No futuro, ele espera que os CBIOs, que foram reconhecidos pela CVM como ativos financeiros, possam partir para outras modalidades de investimento, como os fundos.

“Isso faria as pessoas investirem nesses fundos que compraria e revenderia CBIOs. O mercado, inclusive, está propício para isso”, afirma Favacho. Somado a isso, ele vê a possibilidade da própria B3 trabalhar com o chamado mercado futuro de CBIOs.

Um contrato futuro nada mais é do que um compromisso de comprar ou de vender uma certa quantia de um determinado bem em uma data adiante e por um preço já definido. “Com isso, você consegue com que as distribuidoras façam hedge do produto”, comenta.

Na Bolsa brasileira, algumas commodities agrícolas como milho e café possuem contratos futuros que podem ser negociados.

O RenovaBio foi estabelecido em 2017 e regulamentado nos anos seguintes, na intenção de dar mais um passo rumo à meta de redução de emissões estabelecida pelo país no Acordo de Paris.

Dentre os objetivos brasileiros dessa convenção, está a necessidade de aumentar a participação de biocombustíveis para 18% na nossa matriz energética até 2030.

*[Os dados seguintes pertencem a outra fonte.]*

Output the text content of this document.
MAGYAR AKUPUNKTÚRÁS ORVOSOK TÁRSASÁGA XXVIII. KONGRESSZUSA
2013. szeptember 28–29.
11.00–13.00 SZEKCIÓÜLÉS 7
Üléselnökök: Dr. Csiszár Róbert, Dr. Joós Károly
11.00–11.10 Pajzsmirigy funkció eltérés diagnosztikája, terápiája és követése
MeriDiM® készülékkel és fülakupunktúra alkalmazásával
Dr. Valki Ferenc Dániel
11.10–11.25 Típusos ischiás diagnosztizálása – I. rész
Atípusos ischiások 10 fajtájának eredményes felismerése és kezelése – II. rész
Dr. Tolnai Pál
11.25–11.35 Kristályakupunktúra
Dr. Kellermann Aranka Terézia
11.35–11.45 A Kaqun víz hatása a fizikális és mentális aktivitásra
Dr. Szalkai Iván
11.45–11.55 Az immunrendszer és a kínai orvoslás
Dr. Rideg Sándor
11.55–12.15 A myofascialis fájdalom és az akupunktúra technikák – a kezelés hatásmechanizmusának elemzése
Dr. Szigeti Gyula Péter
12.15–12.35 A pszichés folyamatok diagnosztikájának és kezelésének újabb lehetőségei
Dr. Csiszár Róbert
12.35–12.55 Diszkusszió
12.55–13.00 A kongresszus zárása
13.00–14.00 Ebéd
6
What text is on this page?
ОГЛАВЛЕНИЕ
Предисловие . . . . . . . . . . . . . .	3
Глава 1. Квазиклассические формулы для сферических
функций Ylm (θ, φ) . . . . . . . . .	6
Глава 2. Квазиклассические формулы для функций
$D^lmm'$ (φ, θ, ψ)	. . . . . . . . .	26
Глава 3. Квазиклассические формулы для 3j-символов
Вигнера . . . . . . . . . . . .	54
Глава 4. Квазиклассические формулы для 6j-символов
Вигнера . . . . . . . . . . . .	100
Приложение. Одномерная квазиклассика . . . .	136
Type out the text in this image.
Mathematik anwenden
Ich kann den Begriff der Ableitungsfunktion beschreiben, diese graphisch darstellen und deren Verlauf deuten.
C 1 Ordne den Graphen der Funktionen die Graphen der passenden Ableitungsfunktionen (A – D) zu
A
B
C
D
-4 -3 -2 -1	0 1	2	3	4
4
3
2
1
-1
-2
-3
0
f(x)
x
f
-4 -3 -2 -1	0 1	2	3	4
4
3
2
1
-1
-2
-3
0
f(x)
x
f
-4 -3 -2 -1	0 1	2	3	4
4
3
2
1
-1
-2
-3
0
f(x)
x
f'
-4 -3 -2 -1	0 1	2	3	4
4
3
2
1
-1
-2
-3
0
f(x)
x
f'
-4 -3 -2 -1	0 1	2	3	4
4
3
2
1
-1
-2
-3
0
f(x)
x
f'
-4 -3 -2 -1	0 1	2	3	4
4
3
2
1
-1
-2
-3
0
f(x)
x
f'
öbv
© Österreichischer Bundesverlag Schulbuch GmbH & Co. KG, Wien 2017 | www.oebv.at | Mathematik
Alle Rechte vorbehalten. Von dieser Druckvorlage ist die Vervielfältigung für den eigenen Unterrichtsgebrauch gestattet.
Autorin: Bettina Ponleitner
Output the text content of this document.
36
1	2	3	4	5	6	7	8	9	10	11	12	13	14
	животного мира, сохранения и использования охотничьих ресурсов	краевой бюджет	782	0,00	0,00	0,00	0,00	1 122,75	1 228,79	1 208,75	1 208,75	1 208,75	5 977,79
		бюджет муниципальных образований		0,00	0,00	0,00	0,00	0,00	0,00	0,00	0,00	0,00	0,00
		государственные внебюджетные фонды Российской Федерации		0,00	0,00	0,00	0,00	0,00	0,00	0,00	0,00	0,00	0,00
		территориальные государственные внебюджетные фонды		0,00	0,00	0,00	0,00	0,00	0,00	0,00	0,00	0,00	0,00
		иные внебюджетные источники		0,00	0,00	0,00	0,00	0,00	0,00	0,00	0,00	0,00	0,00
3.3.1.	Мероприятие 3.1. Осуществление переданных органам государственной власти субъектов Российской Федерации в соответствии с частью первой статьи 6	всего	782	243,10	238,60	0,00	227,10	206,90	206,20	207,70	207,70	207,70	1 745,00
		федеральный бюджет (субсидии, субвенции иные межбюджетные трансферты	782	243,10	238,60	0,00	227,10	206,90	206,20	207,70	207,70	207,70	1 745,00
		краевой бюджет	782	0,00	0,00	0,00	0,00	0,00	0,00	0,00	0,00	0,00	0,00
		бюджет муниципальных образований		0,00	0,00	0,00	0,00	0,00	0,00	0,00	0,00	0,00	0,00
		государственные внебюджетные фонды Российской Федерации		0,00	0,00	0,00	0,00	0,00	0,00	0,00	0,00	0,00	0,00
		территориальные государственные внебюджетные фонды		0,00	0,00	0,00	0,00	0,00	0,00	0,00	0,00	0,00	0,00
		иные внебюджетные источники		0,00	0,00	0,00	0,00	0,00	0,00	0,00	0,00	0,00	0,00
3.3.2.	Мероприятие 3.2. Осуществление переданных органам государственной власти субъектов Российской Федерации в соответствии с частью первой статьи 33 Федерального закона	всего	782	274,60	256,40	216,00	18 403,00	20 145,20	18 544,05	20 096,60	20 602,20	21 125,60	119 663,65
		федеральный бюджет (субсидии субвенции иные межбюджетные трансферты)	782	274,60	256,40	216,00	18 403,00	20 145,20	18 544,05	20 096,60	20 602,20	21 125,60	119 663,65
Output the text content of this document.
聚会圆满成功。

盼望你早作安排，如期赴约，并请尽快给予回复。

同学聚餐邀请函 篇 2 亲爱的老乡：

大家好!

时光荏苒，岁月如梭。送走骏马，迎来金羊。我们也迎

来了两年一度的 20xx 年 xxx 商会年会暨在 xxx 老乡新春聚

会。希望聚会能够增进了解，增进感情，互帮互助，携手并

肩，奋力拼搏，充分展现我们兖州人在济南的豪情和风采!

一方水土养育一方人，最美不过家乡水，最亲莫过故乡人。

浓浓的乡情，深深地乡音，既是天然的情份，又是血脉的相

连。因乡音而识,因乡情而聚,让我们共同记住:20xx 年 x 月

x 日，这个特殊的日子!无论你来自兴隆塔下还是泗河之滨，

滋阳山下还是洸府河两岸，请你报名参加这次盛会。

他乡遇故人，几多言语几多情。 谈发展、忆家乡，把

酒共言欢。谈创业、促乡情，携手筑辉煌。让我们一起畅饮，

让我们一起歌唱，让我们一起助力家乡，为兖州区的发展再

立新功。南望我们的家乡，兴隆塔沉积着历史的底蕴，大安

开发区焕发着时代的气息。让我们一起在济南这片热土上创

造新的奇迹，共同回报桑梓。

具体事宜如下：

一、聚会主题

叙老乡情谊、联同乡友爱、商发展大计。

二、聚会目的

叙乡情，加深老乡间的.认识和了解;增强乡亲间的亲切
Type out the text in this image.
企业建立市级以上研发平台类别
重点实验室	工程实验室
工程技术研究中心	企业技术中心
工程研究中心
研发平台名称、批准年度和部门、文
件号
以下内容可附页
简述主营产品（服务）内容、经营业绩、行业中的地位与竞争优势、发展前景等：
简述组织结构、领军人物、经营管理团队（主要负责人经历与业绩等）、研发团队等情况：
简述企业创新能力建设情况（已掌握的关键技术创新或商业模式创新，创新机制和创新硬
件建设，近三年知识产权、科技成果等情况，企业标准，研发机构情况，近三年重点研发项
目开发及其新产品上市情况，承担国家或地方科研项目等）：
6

O principal elemento do programa são os CBIOs, que são créditos de carbono específicos para as empresas distribuidoras de combustíveis.

Pelo regulamento, essas companhias são obrigadas a comprar uma quantidade determinada de CBIOs. Quem emite esses CBIOs são os produtores de biocombustíveis, como etanol e biodiesel.

Cada certificado representa uma tonelada de carbono equivalente que deixou de ser emitida para a atmosfera ao substituir o combustível fóssil por um renovável. É como se fosse um incentivo a esses produtores de combustíveis mais limpos vindo de grandes poluidores.

A ideia no longo prazo é que as distribuidoras coloquem esse valor gasto nos CBIOs no preço dos combustíveis fósseis, o que, na teoria, diminuiria sua comercialização.

De acordo com a B3, cada CBIO corresponde a uma tonelada de CO2 evitado, e não possui uma data de vencimento. Assim, um CBIO só deixa de circular no mercado quando for solicitada sua “aposentadoria”.

“A cada ano os distribuidores de combustíveis deverão solicitar a aposentadoria de CBIOs de sua titularidade em quantidade equivalente às metas de descarbonização que lhe foram estabelecidas”, diz o órgão.

Mercado aquecido pesa no bolso

Já que a intenção com o CBIO é, a longo prazo, diminuir o apetite por combustíveis fósseis que são altamente poluentes, um mercado aquecido com esses ativos em alta estaria pesando mais no bolso das distribuidoras. Por consequência, esse valor acabaria sendo repassado para o preço da gasolina nos postos.

Na semana passada, a Federação Nacional de Distribuidores de Combustíveis, Gás Natural e Biocombustíveis (Brasilcom), em conjunto com a Vibra e a Ipiranga, afirmaram em nota que uma disparada nos preços dos CBIOs já estaria impactando os custos aos consumidores nos postos e a inflação.

A Brasilcom afirmou na nota que vê “muita preocupação com a escalada desenfreada e injustificada do preço dos CBios".

Com o ativo por R$ 150, a federação estimou um impacto de R$ 0,12 por litro na formação de preço ao consumidor.

Para a Brasilcom e as outras empresas que assinaram a carta, o RenovaBio precisa ser “aperfeiçoado para que cumpra com seu objetivo, gerando ganhos ambientais e sociais para o Brasil, com equilíbrio, regras claras e isonômicas".